Jaworski: His first-half benching by Fort Acuna resulted in the latter's ouster as Toyota head coach during Game 3 of the 1980 PBA All-Filipino title playoffs.
Jaworski: His first-half benching by Fort Acuna resulted in the latter’s ouster as Toyota head coach during Game 3 of the 1980 PBA All-Filipino title playoffs.

The friction between the two had been an open secret in the league and it came to the fore after Game 2 of the All-Filipino finals when the Tamaraws lost for a second consecutive time in the series.

Acuna had thought that in the past five encounters versus Crispa, all of which Toyota lost, Jaworski had not given his best.
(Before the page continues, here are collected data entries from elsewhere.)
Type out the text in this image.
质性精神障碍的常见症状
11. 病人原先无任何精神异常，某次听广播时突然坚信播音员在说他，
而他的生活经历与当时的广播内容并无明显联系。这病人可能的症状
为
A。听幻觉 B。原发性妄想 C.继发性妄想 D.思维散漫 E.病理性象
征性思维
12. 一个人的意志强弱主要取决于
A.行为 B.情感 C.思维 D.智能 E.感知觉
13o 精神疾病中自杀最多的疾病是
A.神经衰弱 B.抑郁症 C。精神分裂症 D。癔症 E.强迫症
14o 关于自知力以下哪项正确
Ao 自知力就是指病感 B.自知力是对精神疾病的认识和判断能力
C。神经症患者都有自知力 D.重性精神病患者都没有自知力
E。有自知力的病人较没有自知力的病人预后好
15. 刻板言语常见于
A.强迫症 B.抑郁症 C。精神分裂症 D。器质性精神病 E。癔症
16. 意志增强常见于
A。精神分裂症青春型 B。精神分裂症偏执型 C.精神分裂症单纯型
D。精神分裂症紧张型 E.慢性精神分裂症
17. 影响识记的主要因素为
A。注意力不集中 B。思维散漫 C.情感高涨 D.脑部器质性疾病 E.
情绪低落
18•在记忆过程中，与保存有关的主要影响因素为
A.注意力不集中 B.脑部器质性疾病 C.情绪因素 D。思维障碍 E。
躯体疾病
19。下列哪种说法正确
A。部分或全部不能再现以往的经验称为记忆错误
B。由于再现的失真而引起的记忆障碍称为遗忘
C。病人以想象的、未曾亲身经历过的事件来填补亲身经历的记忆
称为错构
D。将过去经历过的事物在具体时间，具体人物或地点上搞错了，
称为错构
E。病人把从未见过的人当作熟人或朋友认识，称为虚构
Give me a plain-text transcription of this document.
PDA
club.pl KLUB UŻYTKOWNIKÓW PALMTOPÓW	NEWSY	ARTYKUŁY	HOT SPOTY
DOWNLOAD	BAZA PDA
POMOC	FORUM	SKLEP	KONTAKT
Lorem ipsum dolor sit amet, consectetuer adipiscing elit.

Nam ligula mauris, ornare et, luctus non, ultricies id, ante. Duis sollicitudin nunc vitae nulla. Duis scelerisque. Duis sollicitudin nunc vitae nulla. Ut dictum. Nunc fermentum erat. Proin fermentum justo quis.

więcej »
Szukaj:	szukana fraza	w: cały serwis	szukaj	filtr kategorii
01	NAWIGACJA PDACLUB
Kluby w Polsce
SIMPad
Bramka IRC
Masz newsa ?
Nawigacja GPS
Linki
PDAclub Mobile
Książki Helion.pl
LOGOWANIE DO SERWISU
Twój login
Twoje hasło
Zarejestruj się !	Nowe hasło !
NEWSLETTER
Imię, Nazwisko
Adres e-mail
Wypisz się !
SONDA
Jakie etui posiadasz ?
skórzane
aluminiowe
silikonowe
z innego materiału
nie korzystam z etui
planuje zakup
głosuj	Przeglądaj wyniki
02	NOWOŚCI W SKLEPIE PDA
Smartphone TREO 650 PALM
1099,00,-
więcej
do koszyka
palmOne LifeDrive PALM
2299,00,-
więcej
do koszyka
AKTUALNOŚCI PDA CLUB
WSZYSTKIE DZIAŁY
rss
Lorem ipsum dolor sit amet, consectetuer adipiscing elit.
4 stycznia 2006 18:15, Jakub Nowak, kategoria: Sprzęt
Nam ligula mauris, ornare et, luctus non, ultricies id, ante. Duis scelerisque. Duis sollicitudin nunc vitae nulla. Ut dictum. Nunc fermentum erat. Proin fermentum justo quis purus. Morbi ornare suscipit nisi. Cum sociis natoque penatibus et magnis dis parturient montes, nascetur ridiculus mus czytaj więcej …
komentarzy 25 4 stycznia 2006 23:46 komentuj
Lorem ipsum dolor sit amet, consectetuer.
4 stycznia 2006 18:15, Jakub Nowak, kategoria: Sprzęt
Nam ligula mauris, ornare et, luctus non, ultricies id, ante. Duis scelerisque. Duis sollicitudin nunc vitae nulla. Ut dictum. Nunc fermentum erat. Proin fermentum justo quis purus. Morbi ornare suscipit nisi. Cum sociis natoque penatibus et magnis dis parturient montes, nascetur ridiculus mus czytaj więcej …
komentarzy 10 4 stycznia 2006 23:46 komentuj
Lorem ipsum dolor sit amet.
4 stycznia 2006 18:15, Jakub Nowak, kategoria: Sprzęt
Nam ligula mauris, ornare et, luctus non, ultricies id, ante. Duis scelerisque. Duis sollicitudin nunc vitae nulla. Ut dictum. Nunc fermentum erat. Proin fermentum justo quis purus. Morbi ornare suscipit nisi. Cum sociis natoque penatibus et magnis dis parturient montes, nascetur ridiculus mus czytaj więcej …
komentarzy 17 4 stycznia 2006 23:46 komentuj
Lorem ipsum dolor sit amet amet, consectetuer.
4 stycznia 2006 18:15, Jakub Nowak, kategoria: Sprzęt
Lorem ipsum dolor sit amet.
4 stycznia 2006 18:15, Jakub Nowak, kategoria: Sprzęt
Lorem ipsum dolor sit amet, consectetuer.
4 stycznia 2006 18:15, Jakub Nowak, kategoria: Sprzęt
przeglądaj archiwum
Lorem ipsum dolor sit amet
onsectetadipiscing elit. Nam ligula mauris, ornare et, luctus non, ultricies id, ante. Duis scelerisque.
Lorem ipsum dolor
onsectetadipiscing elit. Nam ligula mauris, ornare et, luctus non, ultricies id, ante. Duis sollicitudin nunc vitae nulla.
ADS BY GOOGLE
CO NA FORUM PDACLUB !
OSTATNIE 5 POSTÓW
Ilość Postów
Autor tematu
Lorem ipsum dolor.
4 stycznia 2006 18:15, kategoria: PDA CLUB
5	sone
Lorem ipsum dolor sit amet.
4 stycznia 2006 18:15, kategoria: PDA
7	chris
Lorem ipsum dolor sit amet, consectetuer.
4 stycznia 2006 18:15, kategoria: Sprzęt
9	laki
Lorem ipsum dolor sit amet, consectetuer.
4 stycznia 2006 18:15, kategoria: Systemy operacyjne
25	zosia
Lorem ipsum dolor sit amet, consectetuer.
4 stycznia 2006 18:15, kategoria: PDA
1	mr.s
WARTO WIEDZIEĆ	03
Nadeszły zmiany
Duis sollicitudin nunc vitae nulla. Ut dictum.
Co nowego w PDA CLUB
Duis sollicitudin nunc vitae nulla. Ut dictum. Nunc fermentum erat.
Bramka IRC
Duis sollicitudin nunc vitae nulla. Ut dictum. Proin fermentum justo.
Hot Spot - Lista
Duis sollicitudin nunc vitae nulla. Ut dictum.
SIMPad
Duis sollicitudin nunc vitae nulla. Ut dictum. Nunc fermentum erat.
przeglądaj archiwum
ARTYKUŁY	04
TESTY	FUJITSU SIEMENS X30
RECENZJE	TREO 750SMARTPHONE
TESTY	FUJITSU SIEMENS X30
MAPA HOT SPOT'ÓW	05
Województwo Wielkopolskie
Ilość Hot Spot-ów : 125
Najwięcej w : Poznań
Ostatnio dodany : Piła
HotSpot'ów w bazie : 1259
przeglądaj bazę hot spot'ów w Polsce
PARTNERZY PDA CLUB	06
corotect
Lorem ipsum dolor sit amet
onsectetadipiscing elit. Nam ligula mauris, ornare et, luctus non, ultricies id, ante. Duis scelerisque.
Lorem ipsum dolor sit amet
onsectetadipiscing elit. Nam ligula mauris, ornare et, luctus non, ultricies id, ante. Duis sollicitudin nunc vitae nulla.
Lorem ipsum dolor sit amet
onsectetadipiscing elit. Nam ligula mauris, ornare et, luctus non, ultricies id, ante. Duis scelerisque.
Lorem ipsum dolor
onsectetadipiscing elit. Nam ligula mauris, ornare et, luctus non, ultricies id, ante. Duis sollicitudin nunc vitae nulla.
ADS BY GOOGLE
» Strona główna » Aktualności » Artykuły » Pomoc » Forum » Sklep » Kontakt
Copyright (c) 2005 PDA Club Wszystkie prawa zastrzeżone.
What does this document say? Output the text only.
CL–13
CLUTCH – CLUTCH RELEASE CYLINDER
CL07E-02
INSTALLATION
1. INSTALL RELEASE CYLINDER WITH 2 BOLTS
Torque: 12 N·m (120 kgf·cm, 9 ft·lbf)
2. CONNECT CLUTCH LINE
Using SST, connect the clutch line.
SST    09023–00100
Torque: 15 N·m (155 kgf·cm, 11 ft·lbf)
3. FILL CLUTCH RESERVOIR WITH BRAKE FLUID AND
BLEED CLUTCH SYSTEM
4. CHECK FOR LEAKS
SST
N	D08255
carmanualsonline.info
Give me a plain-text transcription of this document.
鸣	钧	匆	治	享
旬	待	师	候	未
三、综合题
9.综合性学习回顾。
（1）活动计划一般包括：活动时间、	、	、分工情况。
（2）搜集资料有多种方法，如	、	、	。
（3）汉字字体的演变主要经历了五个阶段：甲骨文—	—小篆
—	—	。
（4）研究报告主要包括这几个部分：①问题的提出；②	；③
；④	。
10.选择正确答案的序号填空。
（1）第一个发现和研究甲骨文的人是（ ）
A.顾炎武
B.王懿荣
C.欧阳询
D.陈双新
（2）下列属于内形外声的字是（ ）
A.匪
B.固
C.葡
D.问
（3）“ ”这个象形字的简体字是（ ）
But the Big J had an excuse: He had been playing with a torn ligament in one of his ankles.

Then again, Jaworski himself led the players in giving Acuna a vote of confidence in a post-Game 2 meeting with everyone, including Acuna. Acuna reportedly agreed to set aside his personal differences with Jaworski.

It would seem that the two had buried the hatchet and smoked the peace pipe. But in reality, it never came to fruition.

With Carlos at the helm following the halftime exit of Acuna, Toyota would on to beat Crispa (carrying the name Walk Tall Jeans), 97-94, to break a 19-game winning streak – the longest in PBA history – and spoil the Redmanizers’ bid for a 20-game sweep of the All-Filipino tournament.

Ironically, this was one game that the Redmanizers allegedly did not really intend to win. (Of course, that’s another intriguing story to tell.)

Crispa/Walk Tall subsequently pulverized the Tamaraws in Game 4 to secure the crown, 3-1.

On July 6, 1981, a despondent Acuna committed suicide, ingesting a lethal dose of insecticide.